Die Tagesstätte in Hergenrath hat sich zu einer Einrichtung entwickelt, die Menschen mit starken Beeinträchtigungen und Doppeldiagnose betreut. Diese Kriterien wurden maßgeblich bei der Planung berücksichtigt.
Ein Tag wie jeder andere in der Tagesstätte in Hergenrath: Im Altbau hängen wie immer die Tagespläne aus. Jeder weiß, was er zu tun hat.
Kreative Arbeiten
Da gibt es zum Beispiel die Zeitungsmacher. Gemeinsam gestalten sie die März-Ausgabe von "Mundwerk" mit Tipps zum Vogelhausbau. "Wir machen Textschreiben auf Computer", sagt Fabrice. Dabei ist die Motivation besonders groß: "Sehr gut, weil ich mich über mich freue."
In einer anderen kleinen Gruppe wird ebenfalls kreativ gearbeitet. Sandra gehört zu den 34 Menschen mit einer Beeinträchtigung, die hier tagsüber betreut werden. Ihr gefällt das Handwerkliche, aber noch lieber hat sie Musik.
Direkt nebenan werden im Backatelier Kuchen hergestellt, die später im Tierhof Alte Kirche zum Verkauf angeboten werden. Jochen ist dabei, einen Teig herzustellen, hat aber schon vorher einen anderen Kuchen gemacht.
Neue Bedürfnisse
25 Mitarbeiter, Betreuer und Arbeiter sind bei der Tagesstätte beschäftigt. Bislang arbeiten sie alle in den relativ großen Räumen des Altbaus. Seit Januar steht ihnen aber auch ein Anbau zur Verfügung, der nach einem völlig anderen Konzept entwickelt wurde. Hier ist alles sehr verwinkelt, "um dem Bedarf im Behindertenbereich gerecht zu werden, der sich im Laufe der Zeit stark entwickelt hat", erklärt Harald Hamacher, Direktor der Tagesstätte König Baudouin.
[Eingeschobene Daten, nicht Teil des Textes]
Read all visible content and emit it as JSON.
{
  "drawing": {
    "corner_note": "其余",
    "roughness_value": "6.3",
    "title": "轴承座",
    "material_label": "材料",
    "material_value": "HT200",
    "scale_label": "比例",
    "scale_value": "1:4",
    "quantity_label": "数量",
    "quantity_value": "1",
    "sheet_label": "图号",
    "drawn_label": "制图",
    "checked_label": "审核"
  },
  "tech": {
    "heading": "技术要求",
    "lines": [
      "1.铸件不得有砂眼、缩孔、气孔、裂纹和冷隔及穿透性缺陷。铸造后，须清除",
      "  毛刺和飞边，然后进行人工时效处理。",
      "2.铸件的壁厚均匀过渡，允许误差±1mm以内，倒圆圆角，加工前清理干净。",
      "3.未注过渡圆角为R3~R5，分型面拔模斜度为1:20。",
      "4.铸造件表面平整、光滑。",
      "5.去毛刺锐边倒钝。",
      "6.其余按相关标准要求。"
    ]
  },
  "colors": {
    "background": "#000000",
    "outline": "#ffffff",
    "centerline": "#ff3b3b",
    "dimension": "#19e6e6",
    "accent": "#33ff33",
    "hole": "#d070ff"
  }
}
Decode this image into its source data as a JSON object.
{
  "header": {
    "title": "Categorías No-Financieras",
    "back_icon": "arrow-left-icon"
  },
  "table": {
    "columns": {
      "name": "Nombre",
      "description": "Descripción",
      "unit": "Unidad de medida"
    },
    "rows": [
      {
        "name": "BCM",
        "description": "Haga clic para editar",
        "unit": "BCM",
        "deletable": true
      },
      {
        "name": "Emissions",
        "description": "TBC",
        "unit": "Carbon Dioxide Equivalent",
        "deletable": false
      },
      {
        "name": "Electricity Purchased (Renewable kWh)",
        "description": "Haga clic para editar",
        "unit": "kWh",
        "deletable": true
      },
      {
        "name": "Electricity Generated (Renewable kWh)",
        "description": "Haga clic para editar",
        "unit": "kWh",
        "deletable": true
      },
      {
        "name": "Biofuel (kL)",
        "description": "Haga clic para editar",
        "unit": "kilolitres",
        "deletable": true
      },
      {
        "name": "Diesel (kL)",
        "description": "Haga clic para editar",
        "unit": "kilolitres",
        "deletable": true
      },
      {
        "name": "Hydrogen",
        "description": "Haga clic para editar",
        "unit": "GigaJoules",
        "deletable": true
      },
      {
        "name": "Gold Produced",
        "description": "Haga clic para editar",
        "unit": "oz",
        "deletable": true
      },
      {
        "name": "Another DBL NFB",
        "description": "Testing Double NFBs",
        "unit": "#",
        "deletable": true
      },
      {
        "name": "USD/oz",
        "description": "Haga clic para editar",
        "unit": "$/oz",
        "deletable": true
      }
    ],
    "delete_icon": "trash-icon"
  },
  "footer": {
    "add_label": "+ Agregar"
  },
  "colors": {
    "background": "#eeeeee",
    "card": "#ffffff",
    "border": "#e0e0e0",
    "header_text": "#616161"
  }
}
"Früher nahmen wir Personen auf, die heute zum Beispiel in die Förderabteilungen der Beschützenden Werkstätten gehen. Heutzutage haben wir viele Personen mit sehr starkem Pflegebedarf oder Personen mit Autismus oder mit Doppeldiagnose. Das heißt, Personen, die lichtdurchflutete Räume nicht als Priorität sehen, sondern kleine Räume, Entspannungsräume und eben auch Räume, die die Möglichkeit geben, in kleinen Gruppen zu arbeiten", so der Direktor.
Und genau diesen Kriterien entspricht der Neubau mit acht kleineren Räumen, Nassräumen, einem besonderen Pflegeraum und einem "Time-Out", wo sich die Menschen ähnlich wie in einem Snoezelraum entspannen und zurückziehen können.
Das entsprach auch den Wünschen der Nutznießer, die in den Planungsprozess mit eingebunden wurden: "Das ist die Entwicklung, die man in unserem Bereich fördert. Es ist die sogenannte Selbstbestimmung und es war wichtig, dass die Personen direkt bei der Initialplanung mit einbezogen wurden", erklärt Harald Hamacher. "Wir haben eine Gruppe Selbstbestimmung, wo die Kollegen die Meinung der Personen mit einholen, so gut es möglich ist. In dieser Gruppe sind eben auch der Anbau mit den Personen ausdiskutiert worden."
Mehr als eine Million Euro hat das von der DG bezuschusste Projekt für diesen Anbau gekostet. Alt- und Neubau zusammen dürften damit den Bedarf für die kommenden 15 bis 20 Jahre abdecken.